Thursday, August 1, 2013

Opinion Piece in the Wall Street Journal by Ronald McKinnon Makes It Official – In Order to Write on Economics and Economic Policy for the Wall Street Journal One Must be Totally Ignorant of Basic Economics

No Other Conclusion is Possible

Stanford University is a great school but it must contain the largest collection of Quack Economists in the universe.  The latest member of that august institution of expose himself is Ronald McKinnon, who has penned an opinion piece for the Wall Street Journal on how monetary policy is a complete disaster and counterproductive.

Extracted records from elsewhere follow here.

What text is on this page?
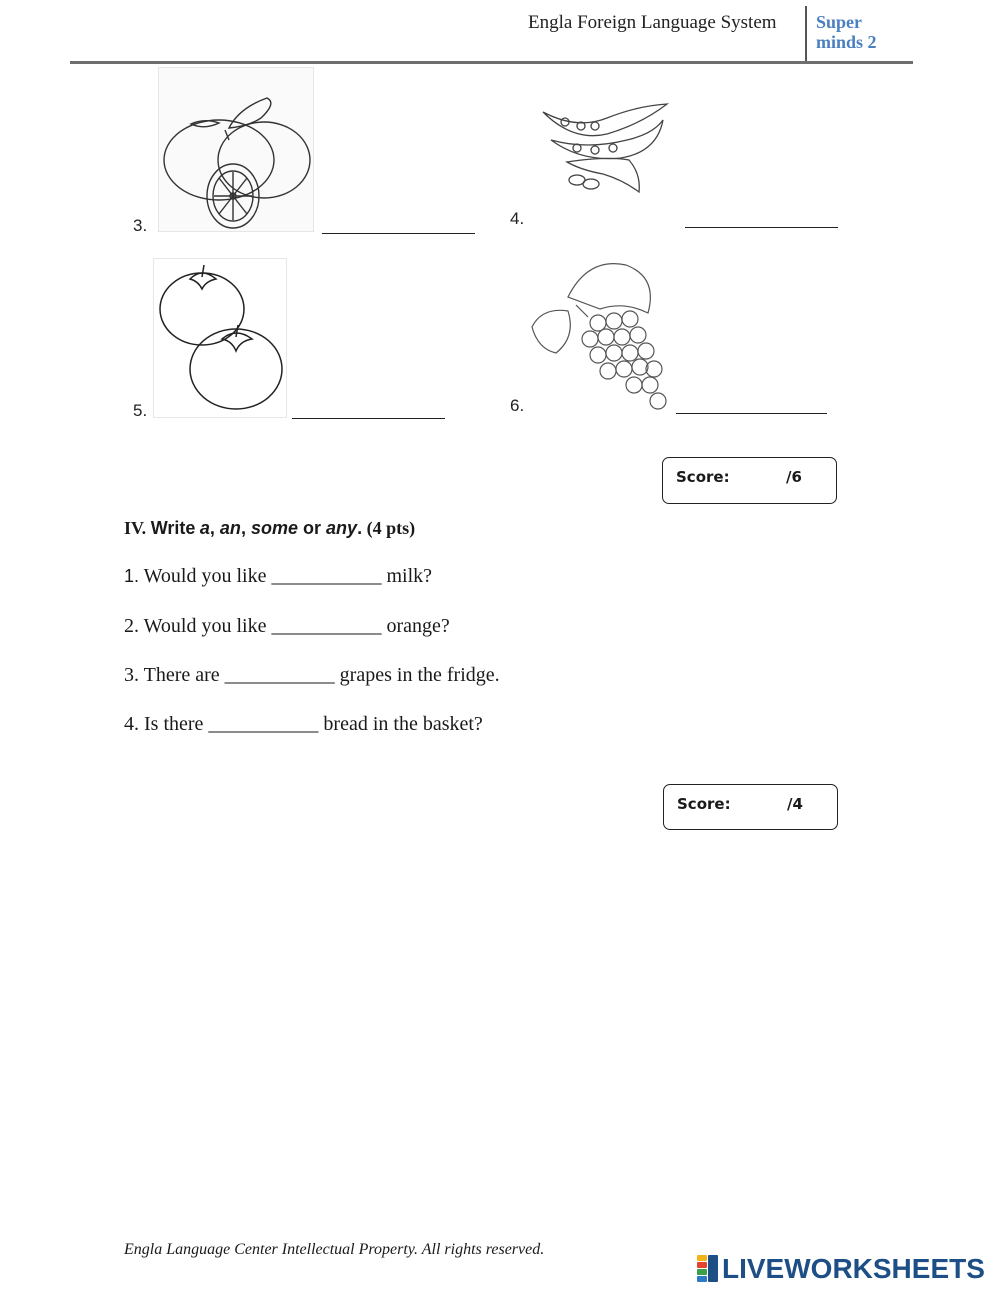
Engla Foreign Language System Super
minds 2
3.	4.
5.	6.
Score:	/6
IV. Write a, an, some or any. (4 pts)
1. Would you like ___________ milk?
2. Would you like ___________ orange?
3. There are ___________ grapes in the fridge.
4. Is there ___________ bread in the basket?
Score:	/4
Engla Language Center Intellectual Property. All rights reserved.
LIVEWORKSHEETS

Mr. McKinnon has two main theses, the first being that because banks hold bonds at very low rates of interest, when interest rates rise these bond prices will fall wiping out the capital of those banks and presumably rendering them insolvent.  The second thesis, which is related to the first is that because interest rates are so low and the future prospect is that they will rise, banks are unwilling to hold additional corporate debt and so corporations are foreclosed from credit markets.  This denies them the opportunity to invest.  As a result, according to Mr. McKinnon expansionary monetary policy is actually restricting the economy, and if interest rates are allow to rise then that will stimulate the economy.

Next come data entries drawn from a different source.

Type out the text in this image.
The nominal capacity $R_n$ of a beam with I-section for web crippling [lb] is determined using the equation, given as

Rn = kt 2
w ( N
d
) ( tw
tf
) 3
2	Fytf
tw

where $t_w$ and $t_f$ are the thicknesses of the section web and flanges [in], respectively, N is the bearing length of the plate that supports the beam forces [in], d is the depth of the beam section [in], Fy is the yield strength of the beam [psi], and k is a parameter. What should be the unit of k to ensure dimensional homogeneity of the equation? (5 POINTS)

The way out is for major central banks—the Federal Reserve, the Bank of England, the Bank of Japan and the European Central Bank—to begin slowly increasing short-term interest rates in a coordinated way to some common modest target level, such as 2%. Coordination is crucial to minimize disruptions in exchange rates. They should also phase out bond buying so that long-term interest rates once again become determined by markets.

Paradoxically, such modest increases in interest rates could actually stimulate investment and growth in all four economies.


Only a person who is totally ignorant about how money markets and credit markets and bonds work and only a person who is totally ignorant about the state of corporate liquidity could reach these conclusions.  Now it is true that a rise in rates is probably inevitable and that the rise will depress bond prices of existing bank holdings causing losses.  But these losses are temporal and temporary.  As the bonds mature their prices will increases and at maturity they will be paid in full.  The proceeds can then be used to purchase bonds that have a higher interest rate than the ones that mature had.  No real loss takes place, which is what someone who had the least understanding of the bond market would realize.

As far as the second point is concerned, the idea that companies are shut out of the bond market because banks will not buy their bonds is just sheer lunacy.  Every company that has issued bonds has found buyers.  The reason companies are not issuing more bonds is not that there is no ability to sell them, but because (1) the large public companies hold huge amounts of liquidity, they don’t need to borrow and (2) borrowing is driven by demand for goods and services, not supply of credit and demand while rising is still weak by historical standards.

None of this is news to anyone who has passed Econ 101, apparently it is news to people like Mr. McKinnon.  Or maybe he knows this, but the desire to be published in the WSJ and be acclaimed by all of the other persons who have promoted the wrong policies in the past is so great that Mr. McKinnon doesn’t care if his analysis is silly.  If we had to make a choice we think the first explanation is the right one, but we could be wrong.